Like so many bureaucracies, the Obama-era Consumer Financial Protection Bureau, a creation of the Dodd-Frank financial reform bill, began with the very best of intentions. But it has failed to do its job. Following the resignation of CFPB chief Richard Cordray, it’s a good time to consider shutting down the agency altogether.
CFPB is often mischaracterized as a “consumer watchdog” in the mainstream media. Consumer attack dog is more like it.
Set up to protect consumers from predatory lenders and rogue banks, the CFPB has in fact led to less credit for financially troubled Americans, and is arguably not even legal. And no, that’s not just our opinion.
An October 2016 Supreme Court ruling found CFPB’s structure to be unconstitutional, a violation of the separation of powers in the nation’s supreme law.

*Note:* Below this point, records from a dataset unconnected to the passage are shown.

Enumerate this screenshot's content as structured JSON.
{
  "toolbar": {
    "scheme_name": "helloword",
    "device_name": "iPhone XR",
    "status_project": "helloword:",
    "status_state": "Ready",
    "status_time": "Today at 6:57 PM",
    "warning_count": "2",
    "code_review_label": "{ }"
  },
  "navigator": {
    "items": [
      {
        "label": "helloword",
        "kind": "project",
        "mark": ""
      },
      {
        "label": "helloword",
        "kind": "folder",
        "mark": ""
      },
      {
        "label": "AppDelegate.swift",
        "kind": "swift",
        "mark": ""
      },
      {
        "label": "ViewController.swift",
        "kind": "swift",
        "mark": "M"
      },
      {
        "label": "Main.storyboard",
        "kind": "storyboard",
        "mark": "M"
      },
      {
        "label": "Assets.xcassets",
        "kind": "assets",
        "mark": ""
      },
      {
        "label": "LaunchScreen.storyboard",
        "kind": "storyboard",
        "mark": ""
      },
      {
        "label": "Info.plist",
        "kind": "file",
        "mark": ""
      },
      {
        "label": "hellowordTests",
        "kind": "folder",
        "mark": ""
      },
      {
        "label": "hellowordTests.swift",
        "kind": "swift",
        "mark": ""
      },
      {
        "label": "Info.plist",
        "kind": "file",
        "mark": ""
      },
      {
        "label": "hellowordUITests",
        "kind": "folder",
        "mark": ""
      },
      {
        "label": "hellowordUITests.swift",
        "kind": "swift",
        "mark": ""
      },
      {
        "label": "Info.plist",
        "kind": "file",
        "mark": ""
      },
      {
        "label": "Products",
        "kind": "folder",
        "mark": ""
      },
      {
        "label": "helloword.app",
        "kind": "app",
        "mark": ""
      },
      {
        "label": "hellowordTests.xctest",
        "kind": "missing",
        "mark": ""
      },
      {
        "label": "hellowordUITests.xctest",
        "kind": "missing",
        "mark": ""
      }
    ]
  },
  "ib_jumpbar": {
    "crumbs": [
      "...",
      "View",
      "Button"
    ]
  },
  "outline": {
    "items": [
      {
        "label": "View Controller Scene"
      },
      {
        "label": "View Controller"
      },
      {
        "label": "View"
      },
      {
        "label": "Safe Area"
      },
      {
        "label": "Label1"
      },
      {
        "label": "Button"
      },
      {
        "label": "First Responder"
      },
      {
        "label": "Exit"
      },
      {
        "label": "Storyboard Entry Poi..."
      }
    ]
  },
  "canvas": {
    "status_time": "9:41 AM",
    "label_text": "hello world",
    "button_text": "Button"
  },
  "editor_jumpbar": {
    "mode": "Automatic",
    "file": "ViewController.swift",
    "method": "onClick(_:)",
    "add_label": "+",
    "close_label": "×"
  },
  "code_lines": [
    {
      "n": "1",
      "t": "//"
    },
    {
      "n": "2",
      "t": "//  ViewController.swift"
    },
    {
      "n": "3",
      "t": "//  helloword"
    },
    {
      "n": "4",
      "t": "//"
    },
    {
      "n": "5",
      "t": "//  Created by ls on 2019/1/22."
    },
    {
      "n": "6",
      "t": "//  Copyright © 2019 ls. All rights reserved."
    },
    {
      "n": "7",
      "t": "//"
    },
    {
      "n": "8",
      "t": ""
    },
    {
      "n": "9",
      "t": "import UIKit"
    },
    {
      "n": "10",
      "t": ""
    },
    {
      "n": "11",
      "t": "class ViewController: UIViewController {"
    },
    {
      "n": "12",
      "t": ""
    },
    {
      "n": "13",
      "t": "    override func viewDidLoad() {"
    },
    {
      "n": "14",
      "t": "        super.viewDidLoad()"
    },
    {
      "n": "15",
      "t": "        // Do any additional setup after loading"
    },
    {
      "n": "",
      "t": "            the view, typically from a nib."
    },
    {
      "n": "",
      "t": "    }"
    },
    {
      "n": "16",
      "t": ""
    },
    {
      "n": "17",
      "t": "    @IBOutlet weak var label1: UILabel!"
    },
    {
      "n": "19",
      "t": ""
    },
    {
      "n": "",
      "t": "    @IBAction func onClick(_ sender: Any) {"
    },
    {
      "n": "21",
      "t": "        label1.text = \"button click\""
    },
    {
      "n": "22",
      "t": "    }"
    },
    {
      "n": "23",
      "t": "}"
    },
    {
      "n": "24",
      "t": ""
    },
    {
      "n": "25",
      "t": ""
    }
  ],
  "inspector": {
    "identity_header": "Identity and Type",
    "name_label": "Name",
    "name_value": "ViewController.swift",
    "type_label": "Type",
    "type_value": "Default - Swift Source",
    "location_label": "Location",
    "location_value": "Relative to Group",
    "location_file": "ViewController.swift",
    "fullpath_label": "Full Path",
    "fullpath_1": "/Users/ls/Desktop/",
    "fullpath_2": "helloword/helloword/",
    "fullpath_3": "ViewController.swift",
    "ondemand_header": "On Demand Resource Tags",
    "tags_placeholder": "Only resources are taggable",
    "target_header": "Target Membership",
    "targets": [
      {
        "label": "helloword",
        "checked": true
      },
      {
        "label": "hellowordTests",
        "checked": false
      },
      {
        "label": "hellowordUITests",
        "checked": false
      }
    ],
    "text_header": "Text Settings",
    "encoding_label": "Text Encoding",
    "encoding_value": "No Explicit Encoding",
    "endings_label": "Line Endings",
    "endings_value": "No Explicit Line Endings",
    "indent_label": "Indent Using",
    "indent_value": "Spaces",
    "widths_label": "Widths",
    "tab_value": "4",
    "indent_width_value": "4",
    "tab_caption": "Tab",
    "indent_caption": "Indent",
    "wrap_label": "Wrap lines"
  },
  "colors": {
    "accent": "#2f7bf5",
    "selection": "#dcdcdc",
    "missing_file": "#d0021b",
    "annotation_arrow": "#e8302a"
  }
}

One element of the high court’s decision was that Cordray could only be fired by the president for cause — making it very hard to get rid of even an incompetent in the job. Worse, by funding the CFPB from the Federal Reserve, not Congress, the agency lay just outside the direct oversight of Congress. It had massive power over finance in the U.S. economy, with little or no accountability. Cordray did little or nothing to remedy this.
“We are long overdue for new leadership at the CFPB,” said House Financial Services Committee Chairman Jeb Hensarling of Texas. “The extreme overregulation it imposes on our economy leads to higher costs and less access to financial products and services, particularly with lower and middle incomes.”
Hensarling hits the proverbial nail right on the head. As such, why name anyone to the post? It’s a rotten agency, prone to overregulation and never really needed at all. While Republicans might like to have one of their own as its head, imagine a less market-friendly administration in the future — one that will use the CFPB as a political bludgeon to go after political foes and industries it doesn’t like.
No, don’t name a new head for the CFPB. Close it down entirely while you have the chance.
In its short life, the CFPB has already abused its power and failed to use its power when it might have helped.
Remember the Wells Fargo “upselling” scandal, in which the bank’s employees either misled some people into opening accounts for services they didn’t need or want, or actually opened accounts in the names of some customers without them knowing about it — which is fraud.